10600 Bellaire Blvd.; (281) 933-9112
Roka Akor, Scottsdale
Roka Akor, which has a location in Chicago and plans to open another in San Francisco, offers a number of excellent grilled items off the robatayaki side of the menu. The fish, however, is some of the freshest around and is flown in from around the world. Many of the sushi choices, from maki rolls to simple slices of sashimi, are presented with a creative flair mimicking the contemporary dining room. Diners may have a difficult time choosing between the meats and vegetables cooked on the open-flame grills and the fish selection, but if you order both, you won’t go wrong.
7299 North Scottsdale Rd.; (480) 306-8800; rokaakor.com
Koo, San Francisco
For a sushi restaurant to stand out in the Bay Area is a real achievement. Enter Koo, where traditional nigiri rolls are made with just the right ratio of fish to rice; there are also more innovative ones like the Flying Kamikaze (a roll full of spicy tuna and asparagus wrapped with albacore and topped with garlic ponzu sauce). Chef Kiyoshi Hayakawa, whose résumé includes stints at Tokyo GoGo and Sushi Ran, is behind the intimate sushi bar off the quieter main dining room. Whether you decide to be in the chef’s hands at the sushi bar or order à la carte, you can expect each bite of fish to be clean and pure.
408 Irving St.; (415) 731-7077; sushikoo.com
Takashi, Salt Lake City
There’s a constant buzz in Salt Lake City’s top sushi restaurant, Takashi. But a brief moment of silence isn’t far away when items like a roll of salmon and albacore drizzled with a special hot sauce or stellar pieces of thinly sliced scallops appear on the table. Chef Takashi Gibo pays attention to every detail, from the stylish décor in this boxy restaurant to the Tokyo-quality fish. The authentic flavors also take a creative turn when Gibo adds touches to dishes like the Caribbean Roll of yellowtail and fresh mango spiked with hints of chiles. The extensive selection of sake is also worth checking out.
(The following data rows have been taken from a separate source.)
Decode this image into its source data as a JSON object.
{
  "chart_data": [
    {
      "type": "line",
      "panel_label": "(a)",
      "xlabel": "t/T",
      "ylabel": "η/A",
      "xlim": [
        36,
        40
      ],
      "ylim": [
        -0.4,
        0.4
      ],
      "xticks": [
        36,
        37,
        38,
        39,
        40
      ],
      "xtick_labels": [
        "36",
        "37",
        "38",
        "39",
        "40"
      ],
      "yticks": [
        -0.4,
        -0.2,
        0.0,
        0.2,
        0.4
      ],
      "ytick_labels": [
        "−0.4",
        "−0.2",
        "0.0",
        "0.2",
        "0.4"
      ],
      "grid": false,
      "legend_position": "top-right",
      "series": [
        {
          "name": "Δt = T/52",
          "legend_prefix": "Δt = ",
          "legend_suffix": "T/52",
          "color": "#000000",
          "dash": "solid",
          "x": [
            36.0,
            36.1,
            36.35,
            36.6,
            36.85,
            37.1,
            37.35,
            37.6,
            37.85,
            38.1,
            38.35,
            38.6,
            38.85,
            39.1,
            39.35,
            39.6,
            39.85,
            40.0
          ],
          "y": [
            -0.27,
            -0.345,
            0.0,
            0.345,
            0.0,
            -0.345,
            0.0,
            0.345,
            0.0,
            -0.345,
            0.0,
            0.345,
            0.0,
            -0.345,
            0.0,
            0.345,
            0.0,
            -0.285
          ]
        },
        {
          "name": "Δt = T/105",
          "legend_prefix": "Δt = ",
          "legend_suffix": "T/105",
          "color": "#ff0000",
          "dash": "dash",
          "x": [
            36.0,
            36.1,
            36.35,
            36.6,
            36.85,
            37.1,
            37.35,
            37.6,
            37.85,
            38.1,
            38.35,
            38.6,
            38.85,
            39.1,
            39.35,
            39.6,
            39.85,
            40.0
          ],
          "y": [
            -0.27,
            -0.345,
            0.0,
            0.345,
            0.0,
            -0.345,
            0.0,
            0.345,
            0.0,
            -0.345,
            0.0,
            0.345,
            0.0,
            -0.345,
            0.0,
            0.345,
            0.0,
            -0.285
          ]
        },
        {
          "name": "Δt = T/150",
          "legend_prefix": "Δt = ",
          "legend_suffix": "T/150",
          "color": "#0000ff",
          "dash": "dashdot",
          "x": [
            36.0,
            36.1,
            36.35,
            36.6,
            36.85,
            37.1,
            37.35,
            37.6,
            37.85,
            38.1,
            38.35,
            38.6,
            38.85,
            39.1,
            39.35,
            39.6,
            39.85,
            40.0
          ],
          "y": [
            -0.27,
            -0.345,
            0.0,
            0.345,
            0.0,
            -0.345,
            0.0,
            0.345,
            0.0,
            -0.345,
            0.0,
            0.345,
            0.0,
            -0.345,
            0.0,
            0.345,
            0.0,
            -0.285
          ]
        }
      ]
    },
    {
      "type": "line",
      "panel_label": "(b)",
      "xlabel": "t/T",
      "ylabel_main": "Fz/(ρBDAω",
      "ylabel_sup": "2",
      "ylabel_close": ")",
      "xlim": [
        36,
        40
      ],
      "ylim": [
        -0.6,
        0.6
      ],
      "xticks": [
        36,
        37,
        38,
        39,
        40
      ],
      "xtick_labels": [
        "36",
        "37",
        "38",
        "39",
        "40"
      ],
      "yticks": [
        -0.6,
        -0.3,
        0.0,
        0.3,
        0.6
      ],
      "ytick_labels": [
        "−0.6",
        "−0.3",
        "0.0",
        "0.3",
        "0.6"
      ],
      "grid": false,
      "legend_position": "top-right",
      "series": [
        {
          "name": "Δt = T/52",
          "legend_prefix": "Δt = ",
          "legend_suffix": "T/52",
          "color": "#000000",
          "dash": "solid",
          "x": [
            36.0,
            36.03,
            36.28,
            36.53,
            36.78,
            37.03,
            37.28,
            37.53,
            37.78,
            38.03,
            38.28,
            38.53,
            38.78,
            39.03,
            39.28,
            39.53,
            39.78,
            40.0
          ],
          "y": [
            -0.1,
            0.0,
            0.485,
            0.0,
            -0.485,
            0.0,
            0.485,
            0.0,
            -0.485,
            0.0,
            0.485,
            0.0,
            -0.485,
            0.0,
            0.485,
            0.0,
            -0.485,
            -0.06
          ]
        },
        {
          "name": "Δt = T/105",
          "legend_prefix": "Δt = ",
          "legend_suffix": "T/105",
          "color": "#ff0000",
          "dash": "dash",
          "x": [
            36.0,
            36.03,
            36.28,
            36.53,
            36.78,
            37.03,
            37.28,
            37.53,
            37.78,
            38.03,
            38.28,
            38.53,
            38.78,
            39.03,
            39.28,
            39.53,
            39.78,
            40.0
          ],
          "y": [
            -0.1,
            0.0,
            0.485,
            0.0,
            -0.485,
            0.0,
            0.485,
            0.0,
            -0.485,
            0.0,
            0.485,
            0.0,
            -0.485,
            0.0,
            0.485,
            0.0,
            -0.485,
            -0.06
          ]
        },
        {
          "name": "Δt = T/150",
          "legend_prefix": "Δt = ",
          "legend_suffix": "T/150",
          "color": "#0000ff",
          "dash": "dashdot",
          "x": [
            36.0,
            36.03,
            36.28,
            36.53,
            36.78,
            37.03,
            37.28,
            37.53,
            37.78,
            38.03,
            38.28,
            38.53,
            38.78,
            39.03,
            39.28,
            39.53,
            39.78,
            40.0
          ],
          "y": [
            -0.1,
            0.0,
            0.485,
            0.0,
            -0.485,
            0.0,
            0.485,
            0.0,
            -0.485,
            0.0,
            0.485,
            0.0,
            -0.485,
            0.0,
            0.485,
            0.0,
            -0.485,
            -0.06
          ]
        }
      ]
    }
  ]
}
18 West Market St.; (801) 519-9595
O-Ku, Charleston, SC
Charleston has blossomed into a dining mecca in recent years, with chefs cooking up award-winning dishes that infuse Lowcountry fare with modern touches and the use of local ingredients. At O-Ku, the chefs are doing the same with Asian cuisine. From Hawaiian-style tuna to yellowtail carpaccio, the fish comes from some of the best markets in the world and is paired with native ingredients. Even the décor mirrors the restaurant’s philosophy by mixing a modern interior that still preserves Charleston’s charming touch. While the selection of fish is limited, you can rest assured that O-Ku puts an emphasis on quality over quantity.